Think about why the other person is for abortion. Even though we do not agree with everyone, we can still show compassion instead of anger. Some people are not aware of what is at stake, or they have a worldview that does not value all life. Before I followed Jesus, I thought all the arguments for abortion made absolute sense to me. I thought the baby in the womb was just a clump of cells, and was not a baby until it came out. I also thought it was cruel to make a woman who could not afford to have children give birth to only offer the kids a harsh life. Then when I came to Christ, I understood the Psalm that talks about being knitted in my mother’s womb. Knitting usually starts with some very thin threads that are put together into a bigger thread, and it becomes more and more, which means we literally go back to the point of conception. So, in some cases, it’s a heart issue that is blocking people from understanding.

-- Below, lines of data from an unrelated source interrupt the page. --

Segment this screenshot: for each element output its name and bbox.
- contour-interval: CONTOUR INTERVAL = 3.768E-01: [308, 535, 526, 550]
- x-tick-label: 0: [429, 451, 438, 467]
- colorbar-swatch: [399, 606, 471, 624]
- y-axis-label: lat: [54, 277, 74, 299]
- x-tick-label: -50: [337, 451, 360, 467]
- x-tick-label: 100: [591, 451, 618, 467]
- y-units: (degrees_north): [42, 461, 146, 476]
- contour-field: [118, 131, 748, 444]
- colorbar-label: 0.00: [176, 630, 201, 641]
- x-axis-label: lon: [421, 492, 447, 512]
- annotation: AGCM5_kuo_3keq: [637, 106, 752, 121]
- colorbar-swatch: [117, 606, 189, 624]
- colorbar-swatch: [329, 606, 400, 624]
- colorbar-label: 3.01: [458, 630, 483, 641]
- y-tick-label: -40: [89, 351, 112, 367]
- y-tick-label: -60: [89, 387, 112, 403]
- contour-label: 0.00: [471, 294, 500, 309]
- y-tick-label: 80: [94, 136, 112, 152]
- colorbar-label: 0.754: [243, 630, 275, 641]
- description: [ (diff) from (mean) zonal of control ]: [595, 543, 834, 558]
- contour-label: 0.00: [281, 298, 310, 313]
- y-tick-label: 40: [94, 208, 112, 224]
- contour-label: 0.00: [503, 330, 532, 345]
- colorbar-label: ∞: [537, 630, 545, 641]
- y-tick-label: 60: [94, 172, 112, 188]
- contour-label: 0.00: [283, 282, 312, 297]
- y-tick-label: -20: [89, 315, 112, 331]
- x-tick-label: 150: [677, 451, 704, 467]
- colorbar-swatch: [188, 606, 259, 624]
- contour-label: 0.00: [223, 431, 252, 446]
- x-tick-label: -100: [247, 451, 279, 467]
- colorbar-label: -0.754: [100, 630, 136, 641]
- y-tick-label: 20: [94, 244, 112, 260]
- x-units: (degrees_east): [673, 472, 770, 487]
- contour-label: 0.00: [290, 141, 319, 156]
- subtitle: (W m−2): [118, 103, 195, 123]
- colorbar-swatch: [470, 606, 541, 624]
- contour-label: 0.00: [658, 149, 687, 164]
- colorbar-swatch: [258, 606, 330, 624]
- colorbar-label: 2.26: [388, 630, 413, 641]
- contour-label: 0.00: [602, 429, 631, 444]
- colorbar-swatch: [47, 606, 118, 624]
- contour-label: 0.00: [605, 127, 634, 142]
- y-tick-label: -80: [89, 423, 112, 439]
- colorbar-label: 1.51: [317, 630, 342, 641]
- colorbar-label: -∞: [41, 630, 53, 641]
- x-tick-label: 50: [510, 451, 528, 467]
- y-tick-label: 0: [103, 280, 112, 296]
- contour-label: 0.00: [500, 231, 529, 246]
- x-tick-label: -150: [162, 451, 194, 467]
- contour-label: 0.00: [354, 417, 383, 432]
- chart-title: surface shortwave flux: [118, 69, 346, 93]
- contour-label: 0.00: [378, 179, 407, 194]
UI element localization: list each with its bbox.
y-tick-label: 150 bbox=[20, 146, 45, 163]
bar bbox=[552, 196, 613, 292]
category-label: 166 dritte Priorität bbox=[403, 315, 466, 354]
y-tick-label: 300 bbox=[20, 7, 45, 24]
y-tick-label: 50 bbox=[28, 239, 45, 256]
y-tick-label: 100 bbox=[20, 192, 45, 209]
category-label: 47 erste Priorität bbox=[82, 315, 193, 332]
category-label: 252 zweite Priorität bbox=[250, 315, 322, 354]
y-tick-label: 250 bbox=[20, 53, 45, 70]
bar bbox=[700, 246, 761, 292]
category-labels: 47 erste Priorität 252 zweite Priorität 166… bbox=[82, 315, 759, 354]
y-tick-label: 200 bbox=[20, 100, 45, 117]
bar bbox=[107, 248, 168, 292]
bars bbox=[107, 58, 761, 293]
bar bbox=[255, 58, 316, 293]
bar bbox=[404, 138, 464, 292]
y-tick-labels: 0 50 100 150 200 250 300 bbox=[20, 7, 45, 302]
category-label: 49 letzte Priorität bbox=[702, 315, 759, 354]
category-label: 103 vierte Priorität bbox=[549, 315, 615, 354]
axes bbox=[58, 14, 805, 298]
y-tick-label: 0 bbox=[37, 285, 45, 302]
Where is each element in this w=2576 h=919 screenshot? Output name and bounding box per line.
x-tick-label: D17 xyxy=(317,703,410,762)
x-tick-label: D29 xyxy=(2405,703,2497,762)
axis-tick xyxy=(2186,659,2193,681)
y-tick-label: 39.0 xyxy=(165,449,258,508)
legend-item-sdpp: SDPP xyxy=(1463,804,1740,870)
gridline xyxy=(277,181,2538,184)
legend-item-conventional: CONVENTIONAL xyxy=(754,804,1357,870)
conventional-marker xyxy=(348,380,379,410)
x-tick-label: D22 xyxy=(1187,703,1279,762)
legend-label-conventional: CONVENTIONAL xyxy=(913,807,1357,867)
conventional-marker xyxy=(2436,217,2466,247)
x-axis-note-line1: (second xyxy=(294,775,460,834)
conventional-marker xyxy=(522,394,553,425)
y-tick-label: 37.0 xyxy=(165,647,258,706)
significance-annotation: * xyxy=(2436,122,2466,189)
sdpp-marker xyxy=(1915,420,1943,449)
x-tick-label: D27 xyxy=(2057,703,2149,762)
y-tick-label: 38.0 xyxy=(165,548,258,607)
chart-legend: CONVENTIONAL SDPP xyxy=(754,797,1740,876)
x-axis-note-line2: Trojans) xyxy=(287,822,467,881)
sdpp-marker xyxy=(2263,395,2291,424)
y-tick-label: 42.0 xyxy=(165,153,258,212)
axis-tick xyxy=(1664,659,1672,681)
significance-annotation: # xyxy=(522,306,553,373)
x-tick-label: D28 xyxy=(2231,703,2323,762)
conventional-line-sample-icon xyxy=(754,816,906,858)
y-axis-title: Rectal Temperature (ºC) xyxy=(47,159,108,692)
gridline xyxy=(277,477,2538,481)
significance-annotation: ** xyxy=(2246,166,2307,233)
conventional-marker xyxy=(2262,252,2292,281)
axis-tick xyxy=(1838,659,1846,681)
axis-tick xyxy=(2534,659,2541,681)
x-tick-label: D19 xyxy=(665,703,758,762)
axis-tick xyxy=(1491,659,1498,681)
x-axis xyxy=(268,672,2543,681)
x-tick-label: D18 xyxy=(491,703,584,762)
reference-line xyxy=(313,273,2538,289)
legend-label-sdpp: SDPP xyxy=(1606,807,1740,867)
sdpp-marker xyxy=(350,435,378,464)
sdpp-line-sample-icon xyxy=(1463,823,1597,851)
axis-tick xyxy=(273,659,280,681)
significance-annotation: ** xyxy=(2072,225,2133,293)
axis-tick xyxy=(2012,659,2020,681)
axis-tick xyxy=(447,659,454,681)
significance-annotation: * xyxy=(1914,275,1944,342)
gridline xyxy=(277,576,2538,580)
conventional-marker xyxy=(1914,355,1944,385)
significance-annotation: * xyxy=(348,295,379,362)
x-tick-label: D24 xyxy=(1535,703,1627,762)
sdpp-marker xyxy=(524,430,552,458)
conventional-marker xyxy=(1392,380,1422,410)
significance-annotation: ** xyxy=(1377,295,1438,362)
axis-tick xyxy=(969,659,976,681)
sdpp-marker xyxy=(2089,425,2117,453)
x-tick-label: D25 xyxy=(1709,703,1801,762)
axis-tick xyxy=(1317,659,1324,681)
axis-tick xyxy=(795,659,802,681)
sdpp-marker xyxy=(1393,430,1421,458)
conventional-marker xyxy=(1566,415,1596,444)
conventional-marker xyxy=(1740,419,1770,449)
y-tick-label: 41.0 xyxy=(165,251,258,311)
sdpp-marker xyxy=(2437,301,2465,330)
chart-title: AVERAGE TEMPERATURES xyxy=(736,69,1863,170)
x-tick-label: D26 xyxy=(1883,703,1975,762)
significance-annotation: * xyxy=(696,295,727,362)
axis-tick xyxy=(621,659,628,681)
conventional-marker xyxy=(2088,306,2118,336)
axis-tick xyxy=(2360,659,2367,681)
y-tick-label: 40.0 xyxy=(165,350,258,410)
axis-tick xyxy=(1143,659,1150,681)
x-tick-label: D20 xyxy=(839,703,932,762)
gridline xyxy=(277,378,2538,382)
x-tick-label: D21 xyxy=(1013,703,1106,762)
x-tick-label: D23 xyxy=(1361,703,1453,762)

In Romans 1:21 it says, “for, although they knew God, they did not honor him as God or give thanks to him, but they became futile in their thinking, their foolish hearts were darkened.” And I think we all come from a place of having darkened hearts until we come to know the truth. When talking to people who don’t agree with us–and I have been yelled and sworn at by abortion supporters–we have to go through a process of self-examination. David cried out, “Lord, search me and see if there’s any wicked way within me,” and I think that’s a place to start. We’re believers, but we need to have God search us and say, “God, give me the right attitude. Give me the love for people who are just in the same situation that I was lost in and with without hope, without Messiah.”

We also should listen instead of quickly speaking, as James tells us. I worked with a woman years ago and she was angry at me about how I managed her, and she eventually quit. I wasn’t a Christian then, but when I saw her again after she’d achieved a lot of success, I had come to know Jesus. She told me she had two abortions, and she shared her feelings, and she started to cry. I allowed her to hurt in front of me, and I didn’t show judgement because I thought of what Jesus would do. I was showing her that I was not there to condemn her but to help, and at that moment, she needed someone to listen.

Of course, it is easy to get upset about abortion and want to express our anger and try any means possible to get other people to believe what we are saying and to stop legislation and the pro-abortion messages that are so prevalent in our country. However, we should think higher, think about our witness and how Jesus always loved people who lived the wrong way, though he was there to give them a life-saving message.